Maren Uthaug has three daughters, the youngest is fifteen and believes that if the teacher talks about periods one more time when they are actually having sex education, then she is going to leave. Mother runs her hand through her hair and sends off a disappointed look.
– It sounds like when I went to school. Why aren’t there special teachers who teach this? Sex is not taboo at our house, but I, as a mother, am not the best to talk about it. No child wants to know that their parents are having sex, and I don’t need to hear that my children are having sex with their boyfriends. Or with whoever they want.
The shameful period
When Uthaug finished high school, she studied theology. For four years. She believes that religion has caused the woman a lot of damage and shame. Take the creation account, who made up that Eve alone was to blame? Why are witches and wise women banned and lonely? And periods, there’s only one thing more shameful than periods, and that’s not having them anymore.
– In the church meeting in Nicaea in the fourth century, there were priests who found it problematic that Jesus was born of the Virgin Mary, it was impure to have to come out between her legs. It was discussed what could be done so that he was not defiled by the female sex. One suggestion was that he could be born out of her ear instead.
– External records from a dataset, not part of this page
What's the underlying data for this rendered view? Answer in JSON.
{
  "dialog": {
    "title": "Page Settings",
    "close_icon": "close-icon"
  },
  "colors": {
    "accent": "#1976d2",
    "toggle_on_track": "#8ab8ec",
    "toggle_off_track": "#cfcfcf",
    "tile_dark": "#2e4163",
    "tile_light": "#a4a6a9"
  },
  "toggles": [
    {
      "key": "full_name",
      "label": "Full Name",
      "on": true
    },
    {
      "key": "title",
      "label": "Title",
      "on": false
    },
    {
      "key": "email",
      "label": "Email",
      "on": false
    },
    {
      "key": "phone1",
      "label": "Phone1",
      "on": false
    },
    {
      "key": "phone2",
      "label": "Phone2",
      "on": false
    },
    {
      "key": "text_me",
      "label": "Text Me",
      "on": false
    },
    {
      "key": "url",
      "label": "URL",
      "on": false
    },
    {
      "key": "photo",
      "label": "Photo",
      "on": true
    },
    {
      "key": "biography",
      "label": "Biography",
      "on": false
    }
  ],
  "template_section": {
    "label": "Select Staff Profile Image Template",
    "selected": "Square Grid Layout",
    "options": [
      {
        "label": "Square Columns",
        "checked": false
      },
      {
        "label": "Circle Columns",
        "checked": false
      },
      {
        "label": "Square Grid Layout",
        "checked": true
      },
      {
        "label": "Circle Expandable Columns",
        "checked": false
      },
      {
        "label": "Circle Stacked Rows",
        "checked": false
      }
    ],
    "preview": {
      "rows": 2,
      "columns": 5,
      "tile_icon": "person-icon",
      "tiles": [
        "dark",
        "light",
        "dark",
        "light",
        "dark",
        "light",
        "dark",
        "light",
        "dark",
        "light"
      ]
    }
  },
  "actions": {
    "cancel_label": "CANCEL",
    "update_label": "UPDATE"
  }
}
The women’s society in “11%” is not set at a particular time, but the author envisions somewhere between 500 and 1000 years in the future. Nor is it the process of arriving at this society that is important, but dealing with everyday life.
Bret Easton Ellis: – Was cocaine everywhere
– Did we lose something on the way to this society where men are in an extreme minority?
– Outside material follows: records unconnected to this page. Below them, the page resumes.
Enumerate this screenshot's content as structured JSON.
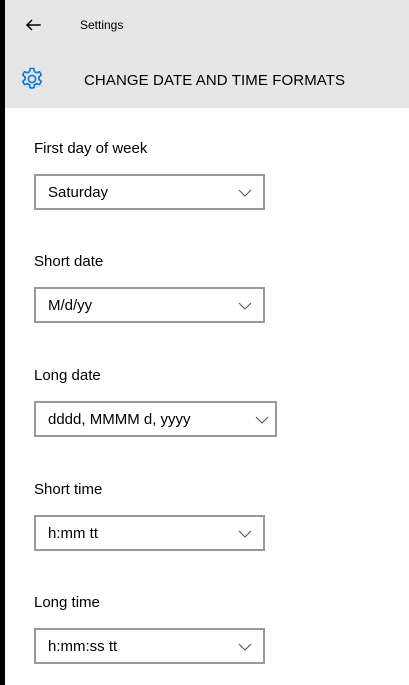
{
  "app": {
    "title": "Settings"
  },
  "header": {
    "title": "CHANGE DATE AND TIME FORMATS"
  },
  "icons": {
    "back": "back-arrow-icon",
    "header": "gear-icon",
    "dropdown": "chevron-down-icon"
  },
  "colors": {
    "header_bg": "#e6e6e6",
    "accent": "#0078d7",
    "select_border": "#999999"
  },
  "fields": [
    {
      "label": "First day of week",
      "value": "Saturday"
    },
    {
      "label": "Short date",
      "value": "M/d/yy"
    },
    {
      "label": "Long date",
      "value": "dddd, MMMM d, yyyy"
    },
    {
      "label": "Short time",
      "value": "h:mm tt"
    },
    {
      "label": "Long time",
      "value": "h:mm:ss tt"
    }
  ]
}
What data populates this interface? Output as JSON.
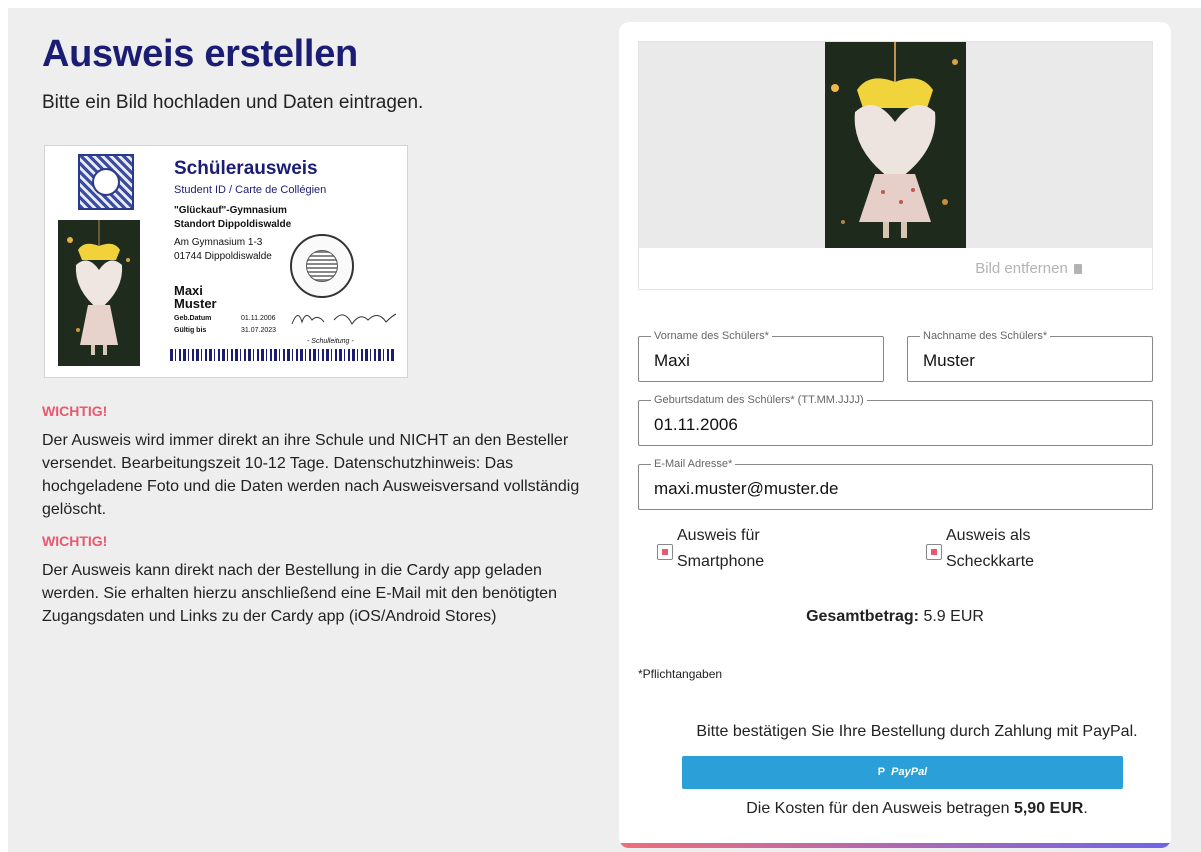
{
  "header": {
    "title": "Ausweis erstellen",
    "subtitle": "Bitte ein Bild hochladen und Daten eintragen."
  },
  "id_card": {
    "title": "Schülerausweis",
    "subtitle": "Student ID / Carte de Collégien",
    "school_line1": "\"Glückauf\"-Gymnasium",
    "school_line2": "Standort Dippoldiswalde",
    "address_line1": "Am Gymnasium 1-3",
    "address_line2": "01744 Dippoldiswalde",
    "first_name": "Maxi",
    "last_name": "Muster",
    "birth_label": "Geb.Datum",
    "birth_value": "01.11.2006",
    "valid_label": "Gültig bis",
    "valid_value": "31.07.2023",
    "signature_caption": "- Schulleitung -"
  },
  "info": {
    "warning1": "WICHTIG!",
    "text1": "Der Ausweis wird immer direkt an ihre Schule und NICHT an den Besteller versendet. Bearbeitungszeit 10-12 Tage. Datenschutzhinweis: Das hochgeladene Foto und die Daten werden nach Ausweisversand vollständig gelöscht.",
    "warning2": "WICHTIG!",
    "text2": "Der Ausweis kann direkt nach der Bestellung in die Cardy app geladen werden. Sie erhalten hierzu anschließend eine E-Mail mit den benötigten Zugangsdaten und Links zu der Cardy app (iOS/Android Stores)"
  },
  "form": {
    "remove_image": "Bild entfernen",
    "firstname_label": "Vorname des Schülers*",
    "firstname_value": "Maxi",
    "lastname_label": "Nachname des Schülers*",
    "lastname_value": "Muster",
    "birthdate_label": "Geburtsdatum des Schülers* (TT.MM.JJJJ)",
    "birthdate_value": "01.11.2006",
    "email_label": "E-Mail Adresse*",
    "email_value": "maxi.muster@muster.de",
    "option1_line1": "Ausweis für",
    "option1_line2": "Smartphone",
    "option2_line1": "Ausweis als",
    "option2_line2": "Scheckkarte",
    "total_label": "Gesamtbetrag:",
    "total_value": "5.9 EUR",
    "required_note": "*Pflichtangaben",
    "confirm_text": "Bitte bestätigen Sie Ihre Bestellung durch Zahlung mit PayPal.",
    "paypal_label": "PayPal",
    "cost_text": "Die Kosten für den Ausweis betragen",
    "cost_value": "5,90 EUR",
    "cost_suffix": "."
  },
  "colors": {
    "title": "#1b1d74",
    "warning": "#e8586e",
    "paypal": "#2a9fd8"
  },
  "icons": [
    "trash-icon",
    "paypal-logo-icon",
    "crest-icon",
    "stamp-icon"
  ]
}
– No, the close relationships women have with other women. Society is different, the women don’t destroy, they don’t go to war, but we still have to deal with people, and people’s problems. Loneliness, bad mother-daughter relationships, stress, hierarchies, someone who decides who can be in and who can be out, they argue about masturbation, whether the clitoris is what matters or not. But what everyone agrees on is that the penis is not important.
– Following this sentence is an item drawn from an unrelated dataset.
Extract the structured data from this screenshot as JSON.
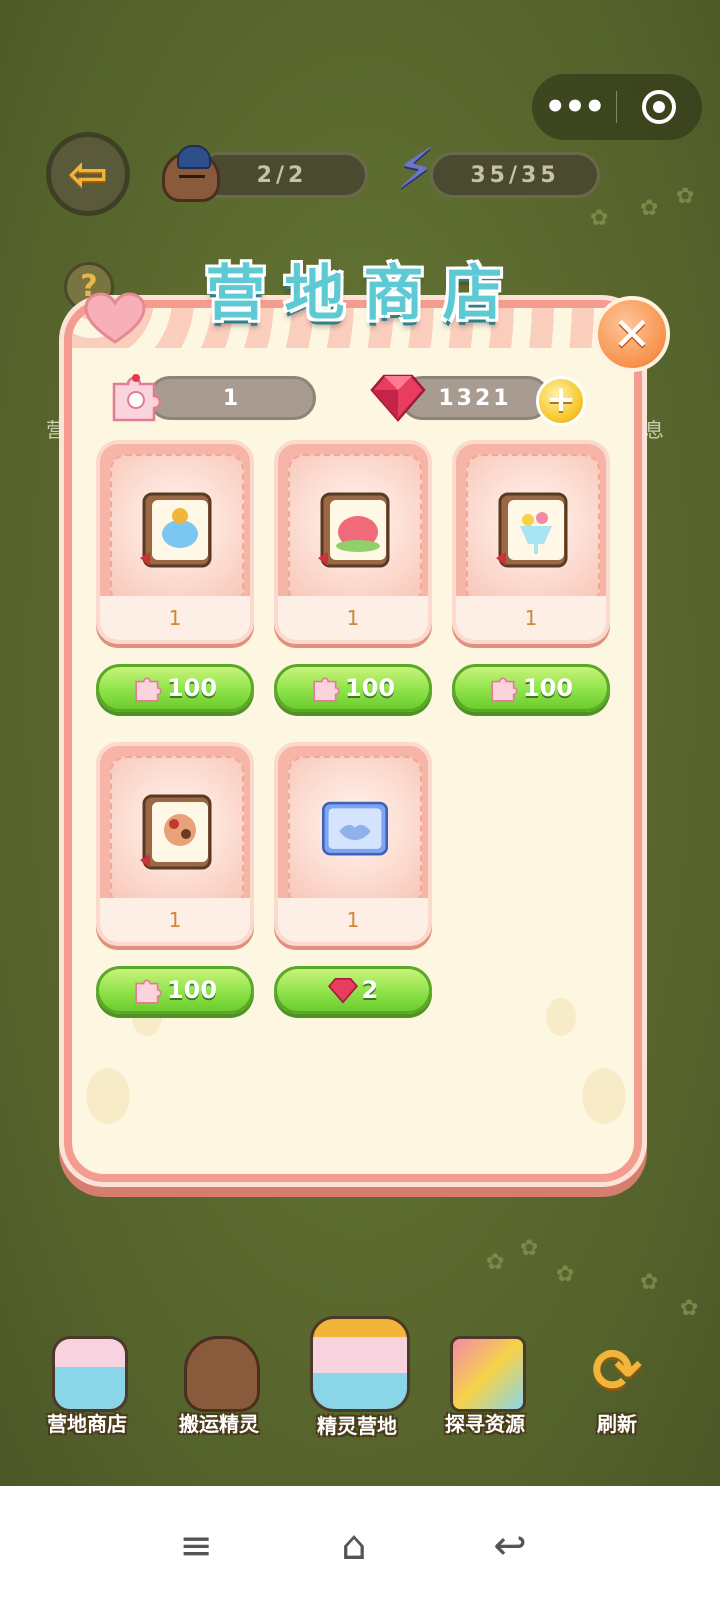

And if you’re wondering why the book is called “11%”, the answer is that 11 percent is the number of men needed for inbreeding to not become a problem.
Out-of-body experiences
Uthaug leans his back against the backrest.
– It is no worse for the men in the novel than it is for many women around the world today.
– Did you have any aha moments when you wrote the novel?
– I have never before read so many books about orgasms and masturbation, and then I found a very interesting piece of information: If you have sex with a partner, and the partner gives you an orgasm, you can get into a kind of trance where the world closes in and you disappears from everything. If you orgasm by masturbating, the reptilian brain is present all the time, and you cannot have the same out-of-body ecstatic experience. It’s a bit like laughter. You can sit alone and chuckle, but laughing so hard your stomach hurts requires another person.